President Jackson’s health had been deteriorating since he suffered a bout with typhoid fever in 1837. Jackson had held the Continentalist Party together for twenty years by sheer force of personality. Now, as Jackson declined, so did his party. Rivalries that he had kept under control now flared up and threatened to tear the party apart. Cabinet meetings degenerated into shouting matches, and at once point a brawl broke out between Secretary of Agriculture Homer Brown and Secretary for Religions Anastasio Bustamante. [2] By the time the Continentalist caucus met in July 1839 to choose Jackson’s successor, the party had fragmented into half a dozen mutually hostile factions. The only man who could have imposed unity was Jackson himself, but by this time he was practically an invalid. Mason’s sudden rise to prominence in the party was now a virtue; since he had had no time to make any enemies, he was an ideal compromise candidate. Senator Hernán Montoya of Chiapas would later write, “In a party as full of old grudges as the Anglo party, only a man with no past could gain the nomination. That man was Mason, and so the nomination was his.” [3]

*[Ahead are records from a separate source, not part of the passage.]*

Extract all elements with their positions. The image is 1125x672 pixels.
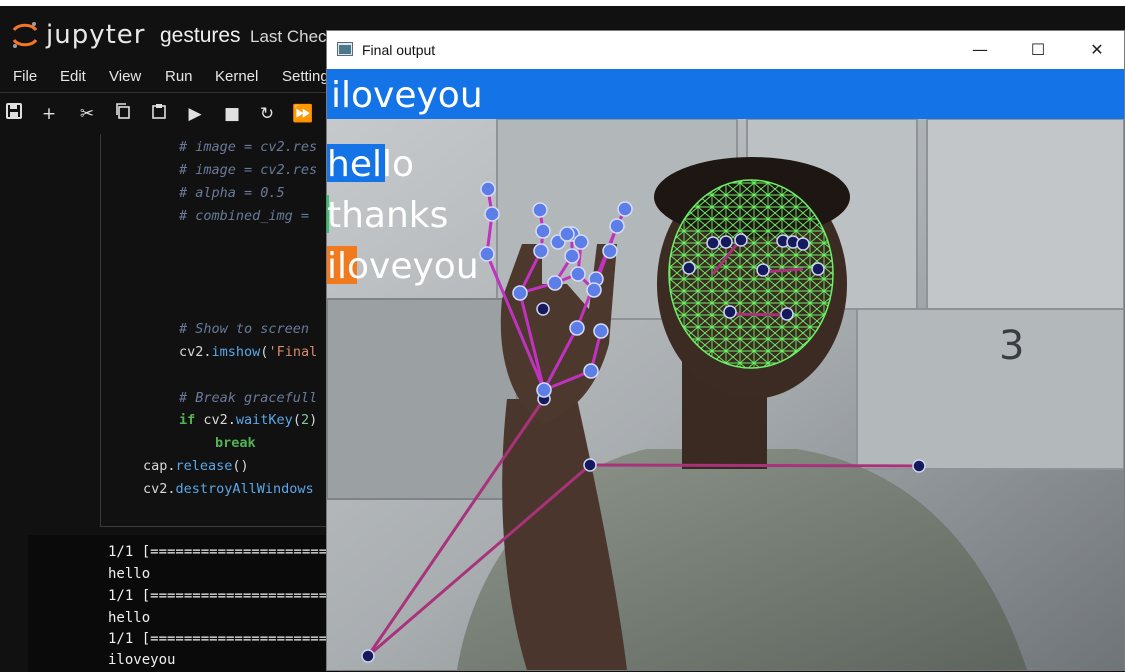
- code-line: cv2.destroyAllWindows: [143, 481, 314, 497]
- code-line: # image = cv2.res: [179, 162, 318, 178]
- jupyter-logo-text: jupyter: [46, 20, 146, 50]
- close-icon[interactable]: ✕: [1085, 39, 1109, 61]
- code-line: # Show to screen: [179, 321, 310, 337]
- locker-door: [856, 308, 1124, 470]
- code-line: # combined_img =: [179, 208, 318, 224]
- run-icon[interactable]: ▶: [183, 102, 207, 126]
- window-title: Final output: [362, 42, 436, 58]
- locker-door: [926, 118, 1124, 310]
- code-cell[interactable]: # image = cv2.res # image = cv2.res # al…: [100, 134, 361, 527]
- menu-edit[interactable]: Edit: [60, 68, 86, 85]
- output-line: 1/1 [=====================: [108, 631, 328, 647]
- output-line: hello: [108, 566, 151, 582]
- output-line: hello: [108, 610, 151, 626]
- action-label-thanks: thanks: [327, 195, 448, 236]
- code-line: # image = cv2.res: [179, 139, 318, 155]
- output-line: 1/1 [=====================: [108, 544, 328, 560]
- face-mesh: [668, 179, 834, 369]
- clipboard-icon[interactable]: [147, 102, 171, 126]
- output-line: 1/1 [=====================: [108, 588, 328, 604]
- final-output-window[interactable]: Final output — ☐ ✕ 3 iloveyou hello than…: [326, 30, 1125, 671]
- copy-icon[interactable]: [111, 102, 135, 126]
- scissors-icon[interactable]: ✂: [75, 102, 99, 126]
- menu-kernel[interactable]: Kernel: [215, 68, 258, 85]
- menu-view[interactable]: View: [109, 68, 141, 85]
- video-frame: 3 iloveyou hello thanks iloveyou: [327, 69, 1124, 670]
- cell-output: 1/1 [===================== hello 1/1 [==…: [28, 535, 338, 672]
- jupyter-logo-icon[interactable]: [10, 20, 40, 50]
- locker-door: [327, 298, 518, 500]
- code-line: # Break gracefull: [179, 390, 318, 406]
- locker-number: 3: [999, 323, 1024, 369]
- sentence-text: iloveyou: [331, 75, 483, 116]
- code-line: cap.release(): [143, 458, 249, 474]
- save-icon[interactable]: [2, 102, 26, 126]
- code-line: cv2.imshow('Final: [179, 344, 318, 360]
- video-canvas: 3 iloveyou hello thanks iloveyou: [327, 69, 1124, 670]
- restart-icon[interactable]: ↻: [255, 102, 279, 126]
- code-line: break: [215, 435, 256, 451]
- window-app-icon: [337, 42, 353, 56]
- window-titlebar[interactable]: Final output — ☐ ✕: [327, 31, 1124, 69]
- maximize-icon[interactable]: ☐: [1026, 39, 1050, 61]
- code-line: if cv2.waitKey(2): [179, 412, 318, 428]
- stop-icon[interactable]: ■: [220, 102, 244, 126]
- minimize-icon[interactable]: —: [968, 39, 992, 61]
- code-line: # alpha = 0.5: [179, 185, 285, 201]
- action-label-iloveyou: iloveyou: [327, 246, 479, 287]
- output-line: iloveyou: [108, 652, 176, 668]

Unfortunately for Mason, the blank slate that had been a virtue at the caucus meeting became a liability on the campaign trail. The Libertarians, as expected, had nominated Senator Huddleston, who had spent the previous six years building a reputation as a reformer, and as a bridge between Mexico’s Anglo and Hispano populations. Mason now found himself regarded as an unfamiliar face with nothing to offer Mexican voters. Mason attempted to appeal to the growing Mexicano vote by distancing himself from his Jeffersonian roots, calling himself “A Californian, by God, and proud of it!” The attempt failed, and only served to alienate the Jeffersonian planters who were the closest thing Mason had to an electoral base. In desperation, Mason sought to co-opt Huddleston’s reform program, calling for less reliance on French loans and investments, and greater assistance to the impoverished Mexicano peasants of the south. Even a Continentalist candidate with an established reputation would have had a difficult time persuading the voters of his sincerity; for the “man with no past,” it was an exercise in futility.

The result was a complete route for the Continentalists. The Libertarians gained control of five of the six state legislatures, allowing them to replace eight incumbent Continentalist Senators with their own candidates, and giving them control of the Senate for the first time. When the newly-elected Senate met on September 5, the seventeen Libertarian members voted in unison for Huddleston, who was inaugurated the next day as the second President of the U.S.M. [4]

1. Lorenzo Baker. The Man With No Past: The Life of John Mason (San Francisco, 2009), pp. 130-44.

2. Pablo Cruz. The Long Twilight: The Decline of Andrew Jackson (Mexico City, 1974), p 367.

3. Hernán Montoya. Strange Places and Strong Men (Mexico City, 1857), p. 73.

4. Martin York. The Election of 1839 (Mexico City, 1970), pp 488-506. Mason’s poor showing in the elections left him disillusioned with politics, and he embarked on a career in business. A series of bad investments left him virtually penniless by 1846, when he volunteered for the California Brigades. He was killed at the Battle of San Fernando on July 6, 1850. Baker. The Man With No Past.